The first game which was definitely like Tennis was played in France and the alternative philological theory is that ‘Tennis’ comes from the French ‘Tenez’ (‘Take it’ or ‘Play’). Legend has it that the game was given to the French Royal Court in the 10th century by a wandering minstrel but, regardless, by the 11th century early Tennis was being played in French monasteries for sure. The monks usually stretched a rope across the cloistered central quadrangles in the monastery or sometimes played immediately adjacent to a castle and the court of the game of Royal Tennis is clearly synonymous with these beginnings. Hands were used to hit the ball to begin with (jeu de paume); gloves were used later on and eventually players started to use short bats. Louis IV and the Church both attempted to ban the game in France over the following years but this was clearly to no avail – there were supposedly around 1800 courts in France during the 13th century.
By the 14th century, Tennis had found its way to England where both Henry VII and Henry VIII apparently became keen players and instigated the building of courts up and down the country. Supposedly, Henry VIII himself invented the ‘service’ – his servants used to throw the ball up in the air for him because he was too fat to do it himself.
And what of the sources of the words “love” and “deuce”. The latter is derived from the French “a deux du jeu” – two points away from game, or de unx , the English having shortened it first to “a deus” (“deus” being deux in old French) and thence thoroughly incorrectly to “deuce”. The similar proposal, that “love” comes from the French for egg – “l’oeuf”, is doubtful, despite the assumed linkage with the cricketing phrase “out for a duck’s egg (duck for short)”. The most likely explanation is that it comes from the Dutch/Flemish “lof” which means honour. Around the time that the expression came to be used, England received a wealth of immigrants from the low countries due to the trauma caused there from incoming Protestantism. Bearing in mind that most games were played for money, if a player scored no points, the phrase “omme lof spelen” would have been applicable – he “played for the honour”…

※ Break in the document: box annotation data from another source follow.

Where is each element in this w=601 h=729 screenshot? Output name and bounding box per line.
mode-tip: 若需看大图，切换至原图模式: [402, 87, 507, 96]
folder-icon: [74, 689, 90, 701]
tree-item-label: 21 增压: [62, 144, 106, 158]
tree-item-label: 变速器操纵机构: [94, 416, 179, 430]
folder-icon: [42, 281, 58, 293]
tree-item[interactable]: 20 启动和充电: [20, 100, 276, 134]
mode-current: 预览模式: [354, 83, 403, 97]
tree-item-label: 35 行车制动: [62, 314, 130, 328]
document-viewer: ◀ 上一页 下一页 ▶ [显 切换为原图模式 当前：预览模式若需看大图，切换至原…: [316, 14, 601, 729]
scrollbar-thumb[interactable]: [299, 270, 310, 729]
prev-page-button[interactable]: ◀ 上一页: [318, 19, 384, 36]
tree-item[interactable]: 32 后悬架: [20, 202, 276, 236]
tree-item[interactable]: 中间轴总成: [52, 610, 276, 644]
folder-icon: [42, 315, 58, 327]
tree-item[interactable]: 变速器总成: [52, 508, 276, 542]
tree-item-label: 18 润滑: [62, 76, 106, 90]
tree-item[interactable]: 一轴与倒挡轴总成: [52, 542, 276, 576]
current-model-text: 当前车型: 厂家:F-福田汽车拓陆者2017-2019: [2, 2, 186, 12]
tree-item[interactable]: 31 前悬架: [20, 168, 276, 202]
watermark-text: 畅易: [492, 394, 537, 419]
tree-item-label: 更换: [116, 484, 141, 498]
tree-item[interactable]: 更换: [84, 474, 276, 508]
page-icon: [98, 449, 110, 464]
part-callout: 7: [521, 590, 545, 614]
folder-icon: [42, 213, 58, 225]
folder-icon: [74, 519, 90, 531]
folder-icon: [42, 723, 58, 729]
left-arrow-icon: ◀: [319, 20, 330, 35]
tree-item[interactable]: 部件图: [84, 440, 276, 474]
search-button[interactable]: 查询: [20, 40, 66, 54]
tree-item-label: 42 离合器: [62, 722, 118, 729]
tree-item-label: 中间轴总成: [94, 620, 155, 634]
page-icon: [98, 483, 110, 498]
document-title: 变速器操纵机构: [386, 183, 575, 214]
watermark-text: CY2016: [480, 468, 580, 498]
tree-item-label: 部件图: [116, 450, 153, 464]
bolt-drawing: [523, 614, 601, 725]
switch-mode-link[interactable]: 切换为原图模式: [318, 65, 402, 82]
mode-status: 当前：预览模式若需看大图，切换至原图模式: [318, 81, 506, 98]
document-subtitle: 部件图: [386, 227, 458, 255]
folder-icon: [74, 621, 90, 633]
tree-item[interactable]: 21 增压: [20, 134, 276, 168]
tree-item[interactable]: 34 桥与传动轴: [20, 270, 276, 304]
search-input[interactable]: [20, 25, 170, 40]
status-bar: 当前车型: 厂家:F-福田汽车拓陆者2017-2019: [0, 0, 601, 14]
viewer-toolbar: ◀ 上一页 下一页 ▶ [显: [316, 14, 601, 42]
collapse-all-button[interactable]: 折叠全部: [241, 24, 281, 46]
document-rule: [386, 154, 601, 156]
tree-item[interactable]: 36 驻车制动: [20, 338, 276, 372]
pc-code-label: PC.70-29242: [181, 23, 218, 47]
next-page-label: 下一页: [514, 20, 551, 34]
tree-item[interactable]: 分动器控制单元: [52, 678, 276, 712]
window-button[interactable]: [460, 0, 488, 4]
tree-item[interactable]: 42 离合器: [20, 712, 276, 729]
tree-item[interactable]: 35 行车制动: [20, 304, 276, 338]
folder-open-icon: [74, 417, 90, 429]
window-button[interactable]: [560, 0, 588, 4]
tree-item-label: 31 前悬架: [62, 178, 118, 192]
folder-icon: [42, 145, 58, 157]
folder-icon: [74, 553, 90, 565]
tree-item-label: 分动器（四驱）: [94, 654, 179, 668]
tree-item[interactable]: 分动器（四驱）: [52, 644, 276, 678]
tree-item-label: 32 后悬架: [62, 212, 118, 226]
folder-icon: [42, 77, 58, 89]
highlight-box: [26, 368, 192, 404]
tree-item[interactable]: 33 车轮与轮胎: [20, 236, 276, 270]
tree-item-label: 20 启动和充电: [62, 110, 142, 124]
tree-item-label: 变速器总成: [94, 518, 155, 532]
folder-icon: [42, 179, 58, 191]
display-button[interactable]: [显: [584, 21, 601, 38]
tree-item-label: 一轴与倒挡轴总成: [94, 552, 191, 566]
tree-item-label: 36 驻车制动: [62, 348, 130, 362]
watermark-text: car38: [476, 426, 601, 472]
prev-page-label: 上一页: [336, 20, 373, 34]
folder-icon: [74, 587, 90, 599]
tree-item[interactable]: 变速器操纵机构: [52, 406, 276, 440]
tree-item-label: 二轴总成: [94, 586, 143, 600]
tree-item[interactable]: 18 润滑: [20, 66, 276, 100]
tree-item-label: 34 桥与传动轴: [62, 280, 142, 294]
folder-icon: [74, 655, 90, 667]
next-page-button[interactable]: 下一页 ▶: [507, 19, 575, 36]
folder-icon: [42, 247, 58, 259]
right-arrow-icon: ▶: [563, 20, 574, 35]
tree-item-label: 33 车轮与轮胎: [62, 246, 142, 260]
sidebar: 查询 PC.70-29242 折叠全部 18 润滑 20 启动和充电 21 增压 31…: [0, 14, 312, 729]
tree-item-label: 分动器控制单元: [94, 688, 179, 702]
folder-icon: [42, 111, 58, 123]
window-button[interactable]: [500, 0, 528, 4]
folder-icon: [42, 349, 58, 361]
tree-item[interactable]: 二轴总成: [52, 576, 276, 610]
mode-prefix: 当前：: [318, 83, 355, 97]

In 1874, a US traveller brought the game to the Americas and the US Lawn Tennis Association was formed in 1881. International competition soon followed, with the International Lawn Tennis Challenge Trophy (later the Davis Cup) first contested in 1900 and the Wightman Cup, for competition between British and American women’s teams, in 1923. Men’s singles and doubles play was included on the program for the first modern Olympic Games in 1896.